In deze zaak gaat het om een cassatieberoep van belanghebbende tegen een uitspraak van het Gerechtshof ’s-Hertogenbosch, die betrekking heeft op de aan belanghebbende opgelegde aanslag in de inkomstenbelasting en premie volksverzekeringen voor het jaar 2007. De Hoge Raad heeft eerder een arrest gewezen op 11 oktober 2013, waarin de uitspraak van het Gerechtshof te Arnhem werd vernietigd en de zaak werd verwezen naar het Gerechtshof ’s-Hertogenbosch voor verdere behandeling.
Belanghebbende heeft tegen de uitspraak van het Hof beroep in cassatie ingesteld en daarbij verschillende klachten aangevoerd. De Staatssecretaris van Financiën heeft hierop een verweerschrift ingediend. De Hoge Raad heeft de klachten beoordeeld en geconcludeerd dat deze niet tot cassatie kunnen leiden. Dit is in overeenstemming met artikel 81, lid 1, van de Wet op de rechterlijke organisatie, dat stelt dat geen nadere motivering nodig is wanneer de klachten niet nopen tot beantwoording van rechtsvragen die van belang zijn voor de rechtseenheid of de rechtsontwikkeling.

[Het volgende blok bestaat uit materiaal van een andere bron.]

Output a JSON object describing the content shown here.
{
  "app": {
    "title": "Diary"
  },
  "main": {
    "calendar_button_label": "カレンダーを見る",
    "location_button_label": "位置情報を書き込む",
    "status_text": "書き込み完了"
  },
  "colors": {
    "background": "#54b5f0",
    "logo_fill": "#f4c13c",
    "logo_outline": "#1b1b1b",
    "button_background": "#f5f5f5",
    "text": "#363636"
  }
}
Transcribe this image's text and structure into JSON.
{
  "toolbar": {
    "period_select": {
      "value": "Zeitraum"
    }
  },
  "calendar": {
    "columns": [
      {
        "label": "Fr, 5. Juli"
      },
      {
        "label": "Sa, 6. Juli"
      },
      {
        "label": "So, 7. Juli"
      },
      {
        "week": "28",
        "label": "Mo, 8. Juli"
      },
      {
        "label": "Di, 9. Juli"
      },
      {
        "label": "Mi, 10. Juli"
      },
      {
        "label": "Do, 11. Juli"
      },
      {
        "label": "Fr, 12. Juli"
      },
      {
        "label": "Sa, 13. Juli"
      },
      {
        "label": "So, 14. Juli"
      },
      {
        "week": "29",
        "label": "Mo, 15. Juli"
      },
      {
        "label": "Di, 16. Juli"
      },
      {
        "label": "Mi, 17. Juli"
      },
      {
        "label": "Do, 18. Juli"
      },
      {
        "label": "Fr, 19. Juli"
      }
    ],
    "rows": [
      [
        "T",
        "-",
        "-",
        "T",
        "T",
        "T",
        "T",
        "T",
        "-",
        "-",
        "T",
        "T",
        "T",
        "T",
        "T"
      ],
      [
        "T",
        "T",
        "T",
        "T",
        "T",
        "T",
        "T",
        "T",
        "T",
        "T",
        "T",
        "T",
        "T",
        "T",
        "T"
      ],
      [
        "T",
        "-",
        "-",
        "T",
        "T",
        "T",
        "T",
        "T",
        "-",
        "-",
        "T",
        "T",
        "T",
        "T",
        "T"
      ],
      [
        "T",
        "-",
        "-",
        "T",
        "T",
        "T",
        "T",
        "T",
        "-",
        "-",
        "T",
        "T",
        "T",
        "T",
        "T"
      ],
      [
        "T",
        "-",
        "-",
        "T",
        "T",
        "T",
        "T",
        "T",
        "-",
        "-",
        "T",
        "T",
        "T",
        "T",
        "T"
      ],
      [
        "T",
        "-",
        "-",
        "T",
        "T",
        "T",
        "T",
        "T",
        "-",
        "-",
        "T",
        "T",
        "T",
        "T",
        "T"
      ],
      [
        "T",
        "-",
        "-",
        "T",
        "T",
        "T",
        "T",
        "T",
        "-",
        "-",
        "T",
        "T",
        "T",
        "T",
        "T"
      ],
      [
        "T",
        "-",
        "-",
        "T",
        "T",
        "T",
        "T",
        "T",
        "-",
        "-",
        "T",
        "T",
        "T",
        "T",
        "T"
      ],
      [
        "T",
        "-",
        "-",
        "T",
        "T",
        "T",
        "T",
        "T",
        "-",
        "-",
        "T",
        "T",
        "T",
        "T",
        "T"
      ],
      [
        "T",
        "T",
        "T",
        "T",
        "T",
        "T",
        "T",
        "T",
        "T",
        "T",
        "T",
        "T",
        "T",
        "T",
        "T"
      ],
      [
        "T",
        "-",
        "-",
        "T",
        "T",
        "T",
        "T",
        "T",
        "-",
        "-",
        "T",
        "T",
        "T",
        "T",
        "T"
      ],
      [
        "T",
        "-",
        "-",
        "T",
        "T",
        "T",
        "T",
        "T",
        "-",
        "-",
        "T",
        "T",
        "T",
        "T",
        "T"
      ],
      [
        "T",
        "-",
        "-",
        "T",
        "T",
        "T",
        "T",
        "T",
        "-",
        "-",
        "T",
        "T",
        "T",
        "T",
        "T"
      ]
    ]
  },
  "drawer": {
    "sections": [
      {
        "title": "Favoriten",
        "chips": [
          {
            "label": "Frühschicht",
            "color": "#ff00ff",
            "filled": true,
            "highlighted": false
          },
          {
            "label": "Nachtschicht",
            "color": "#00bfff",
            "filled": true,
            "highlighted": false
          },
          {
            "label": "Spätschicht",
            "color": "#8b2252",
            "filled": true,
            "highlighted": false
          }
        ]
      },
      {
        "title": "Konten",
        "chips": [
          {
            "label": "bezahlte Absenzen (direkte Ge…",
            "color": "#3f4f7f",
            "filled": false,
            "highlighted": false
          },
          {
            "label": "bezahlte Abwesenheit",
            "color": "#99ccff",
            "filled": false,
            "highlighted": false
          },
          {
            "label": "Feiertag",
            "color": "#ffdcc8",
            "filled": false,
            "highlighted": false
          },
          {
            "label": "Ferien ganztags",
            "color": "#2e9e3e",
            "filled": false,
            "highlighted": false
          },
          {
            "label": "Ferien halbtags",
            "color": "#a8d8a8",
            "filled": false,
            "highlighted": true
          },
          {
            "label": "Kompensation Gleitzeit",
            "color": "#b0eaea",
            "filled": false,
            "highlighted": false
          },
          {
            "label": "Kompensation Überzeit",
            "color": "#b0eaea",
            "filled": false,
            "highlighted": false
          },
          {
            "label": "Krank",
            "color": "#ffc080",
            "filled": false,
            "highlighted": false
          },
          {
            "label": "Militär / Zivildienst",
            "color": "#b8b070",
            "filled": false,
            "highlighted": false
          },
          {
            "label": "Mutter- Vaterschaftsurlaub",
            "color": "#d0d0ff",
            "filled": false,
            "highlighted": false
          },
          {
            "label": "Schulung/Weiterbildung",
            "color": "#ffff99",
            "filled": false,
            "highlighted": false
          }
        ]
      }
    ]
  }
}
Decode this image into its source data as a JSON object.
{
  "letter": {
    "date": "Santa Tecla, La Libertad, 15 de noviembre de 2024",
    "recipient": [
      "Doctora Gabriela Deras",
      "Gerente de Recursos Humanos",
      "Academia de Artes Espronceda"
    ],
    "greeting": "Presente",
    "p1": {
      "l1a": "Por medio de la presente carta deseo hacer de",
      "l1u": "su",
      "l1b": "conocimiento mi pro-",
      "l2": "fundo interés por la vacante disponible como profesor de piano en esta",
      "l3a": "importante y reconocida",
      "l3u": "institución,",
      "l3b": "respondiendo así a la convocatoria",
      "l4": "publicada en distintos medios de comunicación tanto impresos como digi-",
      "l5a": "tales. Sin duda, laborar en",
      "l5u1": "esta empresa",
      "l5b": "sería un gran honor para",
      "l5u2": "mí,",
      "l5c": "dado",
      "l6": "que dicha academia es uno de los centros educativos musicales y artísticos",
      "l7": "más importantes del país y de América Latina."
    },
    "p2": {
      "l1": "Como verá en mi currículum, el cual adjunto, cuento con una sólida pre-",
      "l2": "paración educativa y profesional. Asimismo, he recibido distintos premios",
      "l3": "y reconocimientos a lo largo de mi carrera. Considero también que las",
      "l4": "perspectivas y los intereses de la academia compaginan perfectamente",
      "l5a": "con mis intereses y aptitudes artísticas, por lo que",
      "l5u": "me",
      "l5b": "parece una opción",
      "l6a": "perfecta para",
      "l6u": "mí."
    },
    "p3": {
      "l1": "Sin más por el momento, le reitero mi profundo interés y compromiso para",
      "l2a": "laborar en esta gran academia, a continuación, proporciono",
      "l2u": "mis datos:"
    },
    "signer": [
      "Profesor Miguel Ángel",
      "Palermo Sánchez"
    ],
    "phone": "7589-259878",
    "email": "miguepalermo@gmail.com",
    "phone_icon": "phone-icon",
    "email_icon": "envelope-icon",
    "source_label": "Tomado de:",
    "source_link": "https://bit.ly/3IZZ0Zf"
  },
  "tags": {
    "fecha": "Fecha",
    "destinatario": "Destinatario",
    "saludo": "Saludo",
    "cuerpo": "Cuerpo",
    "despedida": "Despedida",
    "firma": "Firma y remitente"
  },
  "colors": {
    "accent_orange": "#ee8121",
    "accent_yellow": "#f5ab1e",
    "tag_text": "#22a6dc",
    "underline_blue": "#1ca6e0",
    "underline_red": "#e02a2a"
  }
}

De Hoge Raad heeft ook overwogen dat er geen termen aanwezig zijn voor een veroordeling in de proceskosten. Uiteindelijk heeft de Hoge Raad het beroep in cassatie ongegrond verklaard. Dit arrest is uitgesproken door vice-president R.J. Koopman, samen met de raadsheren M.A. Fierstra en Th. Groeneveld, en is openbaar gemaakt op 16 januari 2015.